L’aria condizionata può essere un problema. Le correnti fredde e secche lo stressano rapidamente, soprattutto se il vaso è vicino allo split. In ambienti climatizzati conviene nebulizzare ogni giorno il fogliame con acqua non calcarea o installare un umidificatore, così da aumentare l’umidità atmosferica. In case luminose non climatizzate, invece, il croton attraversa l’estate senza difficoltà e mostra il meglio della sua colorazione.
Per mantenerlo vigoroso serve molta luce indiretta, un terriccio sempre leggermente umido ma ben drenato e irrigazioni regolari — in estate anche due o tre volte a settimana, a seconda della temperatura.

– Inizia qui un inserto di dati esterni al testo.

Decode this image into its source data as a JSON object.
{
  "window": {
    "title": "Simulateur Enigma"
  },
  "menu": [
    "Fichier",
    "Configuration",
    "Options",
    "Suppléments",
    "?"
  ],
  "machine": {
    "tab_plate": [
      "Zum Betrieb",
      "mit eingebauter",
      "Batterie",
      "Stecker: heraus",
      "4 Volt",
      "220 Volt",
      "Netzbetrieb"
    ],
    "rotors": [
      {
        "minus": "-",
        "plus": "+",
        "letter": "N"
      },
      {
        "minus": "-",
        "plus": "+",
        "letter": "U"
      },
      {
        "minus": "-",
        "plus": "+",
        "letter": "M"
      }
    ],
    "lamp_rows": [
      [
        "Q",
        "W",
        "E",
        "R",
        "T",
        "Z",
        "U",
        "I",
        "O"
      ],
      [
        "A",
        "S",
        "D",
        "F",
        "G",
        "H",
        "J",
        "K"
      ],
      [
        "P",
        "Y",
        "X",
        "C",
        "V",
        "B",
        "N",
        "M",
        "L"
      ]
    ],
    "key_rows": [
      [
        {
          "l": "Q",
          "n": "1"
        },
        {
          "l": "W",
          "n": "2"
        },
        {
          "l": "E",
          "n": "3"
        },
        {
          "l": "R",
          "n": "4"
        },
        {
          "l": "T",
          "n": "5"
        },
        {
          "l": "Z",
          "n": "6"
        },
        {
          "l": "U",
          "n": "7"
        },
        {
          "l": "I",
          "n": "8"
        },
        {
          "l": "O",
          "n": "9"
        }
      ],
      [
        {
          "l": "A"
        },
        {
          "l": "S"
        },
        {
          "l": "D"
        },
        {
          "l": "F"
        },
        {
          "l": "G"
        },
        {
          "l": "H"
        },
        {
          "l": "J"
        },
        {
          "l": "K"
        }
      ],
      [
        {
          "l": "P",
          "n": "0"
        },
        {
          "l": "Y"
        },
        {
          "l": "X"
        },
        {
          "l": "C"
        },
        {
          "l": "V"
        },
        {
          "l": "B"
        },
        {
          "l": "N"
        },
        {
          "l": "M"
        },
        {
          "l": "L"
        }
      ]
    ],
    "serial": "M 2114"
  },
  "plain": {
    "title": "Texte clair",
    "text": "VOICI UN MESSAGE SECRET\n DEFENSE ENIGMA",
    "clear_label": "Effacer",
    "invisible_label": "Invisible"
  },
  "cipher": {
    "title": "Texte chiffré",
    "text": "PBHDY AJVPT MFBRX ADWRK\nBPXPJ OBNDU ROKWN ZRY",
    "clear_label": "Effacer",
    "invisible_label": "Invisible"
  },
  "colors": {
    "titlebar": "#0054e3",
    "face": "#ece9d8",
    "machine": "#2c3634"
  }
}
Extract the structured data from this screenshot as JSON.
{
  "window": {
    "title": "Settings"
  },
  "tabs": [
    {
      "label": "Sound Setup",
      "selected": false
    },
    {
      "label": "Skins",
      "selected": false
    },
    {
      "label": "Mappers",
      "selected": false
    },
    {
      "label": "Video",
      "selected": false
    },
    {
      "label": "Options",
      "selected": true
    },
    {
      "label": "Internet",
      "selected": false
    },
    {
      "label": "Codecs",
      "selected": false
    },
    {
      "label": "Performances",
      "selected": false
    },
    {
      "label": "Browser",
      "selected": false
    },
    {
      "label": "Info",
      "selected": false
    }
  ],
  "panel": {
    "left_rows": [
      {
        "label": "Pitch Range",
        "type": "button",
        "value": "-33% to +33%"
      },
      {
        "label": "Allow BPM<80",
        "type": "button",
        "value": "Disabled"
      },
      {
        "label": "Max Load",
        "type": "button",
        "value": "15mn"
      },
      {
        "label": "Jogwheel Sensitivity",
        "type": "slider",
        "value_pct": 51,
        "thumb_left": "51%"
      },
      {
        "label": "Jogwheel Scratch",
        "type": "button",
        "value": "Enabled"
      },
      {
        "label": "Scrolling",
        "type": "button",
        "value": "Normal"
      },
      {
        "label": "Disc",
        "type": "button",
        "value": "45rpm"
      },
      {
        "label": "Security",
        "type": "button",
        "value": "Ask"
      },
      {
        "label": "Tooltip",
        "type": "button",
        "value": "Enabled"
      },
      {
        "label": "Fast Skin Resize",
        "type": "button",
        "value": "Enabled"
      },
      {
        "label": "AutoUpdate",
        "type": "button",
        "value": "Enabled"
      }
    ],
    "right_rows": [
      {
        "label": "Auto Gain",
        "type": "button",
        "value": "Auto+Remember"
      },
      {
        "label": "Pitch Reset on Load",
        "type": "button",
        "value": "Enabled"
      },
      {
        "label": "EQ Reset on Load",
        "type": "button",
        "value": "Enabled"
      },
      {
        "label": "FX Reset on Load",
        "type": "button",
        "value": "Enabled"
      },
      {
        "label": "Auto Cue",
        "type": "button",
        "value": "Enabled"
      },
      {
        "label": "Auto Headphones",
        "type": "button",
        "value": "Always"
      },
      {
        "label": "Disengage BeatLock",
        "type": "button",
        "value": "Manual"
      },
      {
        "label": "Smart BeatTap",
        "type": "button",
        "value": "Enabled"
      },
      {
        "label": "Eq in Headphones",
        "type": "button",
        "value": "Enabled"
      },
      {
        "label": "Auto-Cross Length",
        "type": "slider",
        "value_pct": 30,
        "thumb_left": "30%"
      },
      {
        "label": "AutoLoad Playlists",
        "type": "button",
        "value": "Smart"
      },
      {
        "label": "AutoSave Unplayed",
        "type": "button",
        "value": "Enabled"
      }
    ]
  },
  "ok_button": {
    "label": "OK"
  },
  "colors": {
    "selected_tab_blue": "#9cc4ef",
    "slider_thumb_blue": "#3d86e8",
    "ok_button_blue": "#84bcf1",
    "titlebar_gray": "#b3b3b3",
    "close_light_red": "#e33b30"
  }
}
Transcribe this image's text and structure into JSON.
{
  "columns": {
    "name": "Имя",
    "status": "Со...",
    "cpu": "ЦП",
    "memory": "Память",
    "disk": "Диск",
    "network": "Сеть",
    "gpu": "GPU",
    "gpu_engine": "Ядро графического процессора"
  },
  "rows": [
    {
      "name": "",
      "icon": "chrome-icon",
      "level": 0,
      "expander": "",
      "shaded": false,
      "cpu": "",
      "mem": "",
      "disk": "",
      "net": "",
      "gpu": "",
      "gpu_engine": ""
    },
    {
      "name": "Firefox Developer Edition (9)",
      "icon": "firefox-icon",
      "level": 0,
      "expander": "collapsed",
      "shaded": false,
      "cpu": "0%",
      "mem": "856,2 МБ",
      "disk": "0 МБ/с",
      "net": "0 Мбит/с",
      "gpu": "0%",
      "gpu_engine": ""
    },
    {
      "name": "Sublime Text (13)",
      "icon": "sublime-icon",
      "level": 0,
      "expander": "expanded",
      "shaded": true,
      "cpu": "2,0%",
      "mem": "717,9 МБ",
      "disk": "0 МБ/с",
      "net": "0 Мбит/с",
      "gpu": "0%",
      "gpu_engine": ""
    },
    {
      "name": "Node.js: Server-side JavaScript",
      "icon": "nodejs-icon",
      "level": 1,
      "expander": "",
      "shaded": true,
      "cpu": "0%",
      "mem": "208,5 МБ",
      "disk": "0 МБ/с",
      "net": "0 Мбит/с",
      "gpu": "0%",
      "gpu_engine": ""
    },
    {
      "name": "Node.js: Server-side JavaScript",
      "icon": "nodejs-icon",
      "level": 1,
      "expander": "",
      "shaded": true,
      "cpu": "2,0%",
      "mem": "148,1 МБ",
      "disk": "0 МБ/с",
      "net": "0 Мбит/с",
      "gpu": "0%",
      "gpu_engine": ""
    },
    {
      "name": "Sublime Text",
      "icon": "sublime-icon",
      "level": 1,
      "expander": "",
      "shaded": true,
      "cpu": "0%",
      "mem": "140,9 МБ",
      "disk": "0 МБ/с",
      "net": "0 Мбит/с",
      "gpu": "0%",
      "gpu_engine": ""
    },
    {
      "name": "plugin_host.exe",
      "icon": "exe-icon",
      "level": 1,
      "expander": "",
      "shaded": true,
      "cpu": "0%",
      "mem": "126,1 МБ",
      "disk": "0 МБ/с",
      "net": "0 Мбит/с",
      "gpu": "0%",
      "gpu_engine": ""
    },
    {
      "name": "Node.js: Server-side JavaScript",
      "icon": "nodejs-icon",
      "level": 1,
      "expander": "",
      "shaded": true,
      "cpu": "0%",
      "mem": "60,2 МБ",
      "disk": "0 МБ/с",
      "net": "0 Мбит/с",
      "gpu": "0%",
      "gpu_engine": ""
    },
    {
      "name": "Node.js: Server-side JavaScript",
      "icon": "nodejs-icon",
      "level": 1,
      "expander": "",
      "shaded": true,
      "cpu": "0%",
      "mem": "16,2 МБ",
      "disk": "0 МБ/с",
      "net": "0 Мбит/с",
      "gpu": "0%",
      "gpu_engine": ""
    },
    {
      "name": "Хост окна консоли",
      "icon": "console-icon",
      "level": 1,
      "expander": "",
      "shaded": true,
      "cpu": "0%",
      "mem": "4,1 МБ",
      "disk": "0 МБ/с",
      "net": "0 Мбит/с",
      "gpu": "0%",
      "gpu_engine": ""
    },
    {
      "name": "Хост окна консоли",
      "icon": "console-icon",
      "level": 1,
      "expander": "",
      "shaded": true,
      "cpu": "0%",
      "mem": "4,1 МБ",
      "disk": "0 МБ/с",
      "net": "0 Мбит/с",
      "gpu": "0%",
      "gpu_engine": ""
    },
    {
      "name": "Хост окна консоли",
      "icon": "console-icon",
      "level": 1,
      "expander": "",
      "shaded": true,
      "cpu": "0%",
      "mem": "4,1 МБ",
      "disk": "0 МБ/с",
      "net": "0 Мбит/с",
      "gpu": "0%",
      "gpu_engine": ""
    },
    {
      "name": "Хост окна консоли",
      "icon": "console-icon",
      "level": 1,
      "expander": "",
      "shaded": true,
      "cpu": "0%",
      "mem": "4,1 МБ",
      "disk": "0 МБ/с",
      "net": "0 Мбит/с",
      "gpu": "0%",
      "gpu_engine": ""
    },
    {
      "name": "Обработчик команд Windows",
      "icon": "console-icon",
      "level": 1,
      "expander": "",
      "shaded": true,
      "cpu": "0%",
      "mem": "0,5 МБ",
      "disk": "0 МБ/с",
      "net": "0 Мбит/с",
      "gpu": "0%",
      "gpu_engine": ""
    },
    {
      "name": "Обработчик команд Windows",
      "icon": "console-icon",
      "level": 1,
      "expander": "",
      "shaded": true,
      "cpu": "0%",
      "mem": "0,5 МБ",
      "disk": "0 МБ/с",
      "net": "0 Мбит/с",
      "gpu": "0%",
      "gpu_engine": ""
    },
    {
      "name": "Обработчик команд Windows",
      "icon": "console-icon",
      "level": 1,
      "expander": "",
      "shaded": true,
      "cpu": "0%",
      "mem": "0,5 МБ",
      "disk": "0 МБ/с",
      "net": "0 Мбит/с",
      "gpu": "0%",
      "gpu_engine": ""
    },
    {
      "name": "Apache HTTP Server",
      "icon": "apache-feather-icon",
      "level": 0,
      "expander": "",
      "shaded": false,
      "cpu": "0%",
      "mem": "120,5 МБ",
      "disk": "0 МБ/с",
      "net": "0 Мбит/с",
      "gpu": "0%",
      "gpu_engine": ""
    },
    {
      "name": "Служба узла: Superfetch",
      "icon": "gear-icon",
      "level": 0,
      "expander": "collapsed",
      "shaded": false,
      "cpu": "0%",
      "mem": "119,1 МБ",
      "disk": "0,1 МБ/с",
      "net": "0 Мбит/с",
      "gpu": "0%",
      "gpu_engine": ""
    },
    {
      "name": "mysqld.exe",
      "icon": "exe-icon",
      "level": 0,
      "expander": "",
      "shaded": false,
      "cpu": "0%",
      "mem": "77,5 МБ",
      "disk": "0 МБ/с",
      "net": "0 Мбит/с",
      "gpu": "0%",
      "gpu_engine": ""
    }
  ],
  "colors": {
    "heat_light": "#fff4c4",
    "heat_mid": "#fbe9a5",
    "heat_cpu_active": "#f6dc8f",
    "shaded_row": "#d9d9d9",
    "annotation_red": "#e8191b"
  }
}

Un ultimo dettaglio da non sottovalutare: il croton detesta essere spostato. Cambiare posizione, luce o orientamento del vaso può bastare a provocare la caduta delle foglie.
L’orchidea Vanda
Le orchidee del genere Vanda sono tra le più spettacolari e ricercate in assoluto. Imponenti, scenografiche e ancora piuttosto rare nei garden center, hanno la reputazione di essere delicate. In realtà, quando si parla di caldo estivo, sono molto piante da interno più resistenti di quanto si pensi. Originarie delle regioni tropicali di India, Cina meridionale, Filippine e isole del Pacifico, le Vanda sono infatti tra le orchidee più tolleranti alle alte temperature.

La temperatura ideale diurna è compresa tra i 21 e i 32 °C. Possono sopportare anche valori superiori, purché si aumentino umidità ambientale, irrigazioni e ventilazione. Per favorire la fioritura, però, hanno bisogno di un’escursione termica notturna: tra giorno e notte dovrebbero esserci almeno 8-10 °C di differenza.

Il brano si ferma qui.